Я продолжал анализировать ситуацию. Отыскал пятитомник воспоминаний о Ленине, вышедший в 1934 г., но не нашёл там воспоминаний Гиля, который на протяжении 6 лет каждый день общался с вождём. Зато там были воспоминания людей, которые виделись с Лениным всего один-два раза. О чём это говорит? О том, что, вероятно, в 1934 г. Гиль был за пределами страны, то есть в Польше. Однако в 1956 г., спустя пять лет после моей встречи с Гилем, в Москве вышли его воспоминания «Шесть лет с Лениным». Не могу утверждать, но предполагаю: доклад о том, что шофёр Ленина скрывался в Гродно, дошёл до Сталина. Вероятно, отъезд Гиля с хутора связан с действиями чекистов. Его могли выкрасть и вывезти в Москву. Посчитали, такой человек должен быть под присмотром. Конечно, можно удивляться, что Гиль не был посажен в тюрьму, что он вообще выжил.

Но, с другой стороны, его судьба изначально складывалась удивительным образом. Ведь до революции Гиль служил в императорском гараже и даже возил императрицу Александру Фёдоровну. После Октябрьского переворота гараж был национализирован, а Гиль как опытный водитель вместе с машиной «по наследству» перешёл к Ленину. Раз уж судьба его совершала такие кульбиты, то можно предположить, что его вернули в Москву, дали квартиру, напечатали его воспоминания о Ленине. Когда я обратился в Музей в Горках, мне ответили, что судьба Гиля после смерти вождя им неизвестна. В костёле, где должны были храниться документы о семье Гилей, как оказалось, был сильный пожар, и архив сгорел. А бумаги Гиля, которые я передал начальству, никто не вернул».

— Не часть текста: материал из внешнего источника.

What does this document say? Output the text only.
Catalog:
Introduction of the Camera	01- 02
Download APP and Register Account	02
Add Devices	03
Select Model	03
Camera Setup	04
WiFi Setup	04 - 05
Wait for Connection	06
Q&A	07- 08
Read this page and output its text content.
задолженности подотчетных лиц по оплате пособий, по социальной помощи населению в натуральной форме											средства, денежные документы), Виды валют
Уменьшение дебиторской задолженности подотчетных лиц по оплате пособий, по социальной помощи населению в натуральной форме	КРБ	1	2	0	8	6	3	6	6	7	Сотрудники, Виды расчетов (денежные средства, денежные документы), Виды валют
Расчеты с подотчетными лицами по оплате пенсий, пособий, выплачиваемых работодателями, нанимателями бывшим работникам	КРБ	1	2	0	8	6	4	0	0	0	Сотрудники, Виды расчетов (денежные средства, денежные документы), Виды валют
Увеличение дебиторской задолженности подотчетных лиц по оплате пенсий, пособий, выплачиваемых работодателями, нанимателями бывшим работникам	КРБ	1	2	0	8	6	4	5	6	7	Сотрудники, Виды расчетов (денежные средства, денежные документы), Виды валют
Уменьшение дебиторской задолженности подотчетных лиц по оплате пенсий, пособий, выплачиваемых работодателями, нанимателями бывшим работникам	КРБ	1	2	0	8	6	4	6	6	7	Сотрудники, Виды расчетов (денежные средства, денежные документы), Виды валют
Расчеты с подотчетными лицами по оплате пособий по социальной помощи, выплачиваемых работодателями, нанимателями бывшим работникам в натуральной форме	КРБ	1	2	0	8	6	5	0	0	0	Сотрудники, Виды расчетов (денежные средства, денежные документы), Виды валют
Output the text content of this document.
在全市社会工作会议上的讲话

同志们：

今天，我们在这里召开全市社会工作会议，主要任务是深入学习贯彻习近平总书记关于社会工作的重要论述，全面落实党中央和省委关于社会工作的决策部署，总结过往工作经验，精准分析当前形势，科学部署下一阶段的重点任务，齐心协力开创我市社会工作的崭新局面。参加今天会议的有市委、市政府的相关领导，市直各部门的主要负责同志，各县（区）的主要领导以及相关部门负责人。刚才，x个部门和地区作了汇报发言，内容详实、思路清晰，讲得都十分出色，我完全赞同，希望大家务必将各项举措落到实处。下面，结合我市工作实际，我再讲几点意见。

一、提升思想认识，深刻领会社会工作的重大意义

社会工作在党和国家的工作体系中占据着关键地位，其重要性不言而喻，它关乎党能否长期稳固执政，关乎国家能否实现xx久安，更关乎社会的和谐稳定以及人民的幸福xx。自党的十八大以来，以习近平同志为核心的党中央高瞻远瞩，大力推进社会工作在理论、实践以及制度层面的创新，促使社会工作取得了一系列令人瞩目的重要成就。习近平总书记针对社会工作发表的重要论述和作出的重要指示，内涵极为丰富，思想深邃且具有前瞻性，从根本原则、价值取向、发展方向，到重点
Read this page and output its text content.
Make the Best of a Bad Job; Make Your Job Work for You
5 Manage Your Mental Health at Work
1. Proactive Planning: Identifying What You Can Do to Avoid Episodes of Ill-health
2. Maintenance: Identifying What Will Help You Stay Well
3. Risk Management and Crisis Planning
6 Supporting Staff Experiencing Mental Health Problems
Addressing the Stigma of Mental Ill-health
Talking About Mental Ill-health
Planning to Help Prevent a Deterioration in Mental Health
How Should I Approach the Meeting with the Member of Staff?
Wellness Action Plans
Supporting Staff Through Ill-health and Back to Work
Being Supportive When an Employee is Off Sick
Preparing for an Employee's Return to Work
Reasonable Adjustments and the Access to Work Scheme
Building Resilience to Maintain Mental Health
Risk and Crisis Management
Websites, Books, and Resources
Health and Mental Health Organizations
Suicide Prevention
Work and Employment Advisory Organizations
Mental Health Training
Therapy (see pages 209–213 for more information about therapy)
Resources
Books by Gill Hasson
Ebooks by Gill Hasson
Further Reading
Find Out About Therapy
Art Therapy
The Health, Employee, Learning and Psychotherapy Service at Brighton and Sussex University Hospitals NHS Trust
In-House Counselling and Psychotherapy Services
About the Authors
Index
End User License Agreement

Вместе с Николаем Николаевичем я отправилась на поиски хутора Гиля. Пешком исходили несколько деревень в окрестностях Гродно. Когда подошли к речушке Лососня, он показал: «Вот здесь была мельница Гиля. Хутор, правда, давно разрушился». В ближайшей деревне мы отыскали самый старенький на вид дом. Постучались. Открыла пожилая польская пани. Николай Николаевич с порога поинтересовался: «Вы слышали когда-нибудь о хуторе Гиля?» - «Я родом из другой деревни. Всех знал мой муж, он местный, но он умер десять лет назад. Хотя я слышала, что какие-то Гили здесь жили и, правда, была у них мельница». Вскоре мы убедились, что все прежние соседи Гиля отошли в мир иной.

По официальной версии, Гиль умер в Москве в 1966 г. и похоронен на Новодевичьем кладбище. На могильной плите значится, что он является членом партии с 1930 г. Однако если в 1930 г. Гиль находился в Польше, то вступить в партию в это время он не мог. Да и возможно ли, что он не был партийным, бок о бок работая с Лениным в период с 1918 по 1924 г.? В биографии этого человека по-прежнему больше вопросов, чем ответов.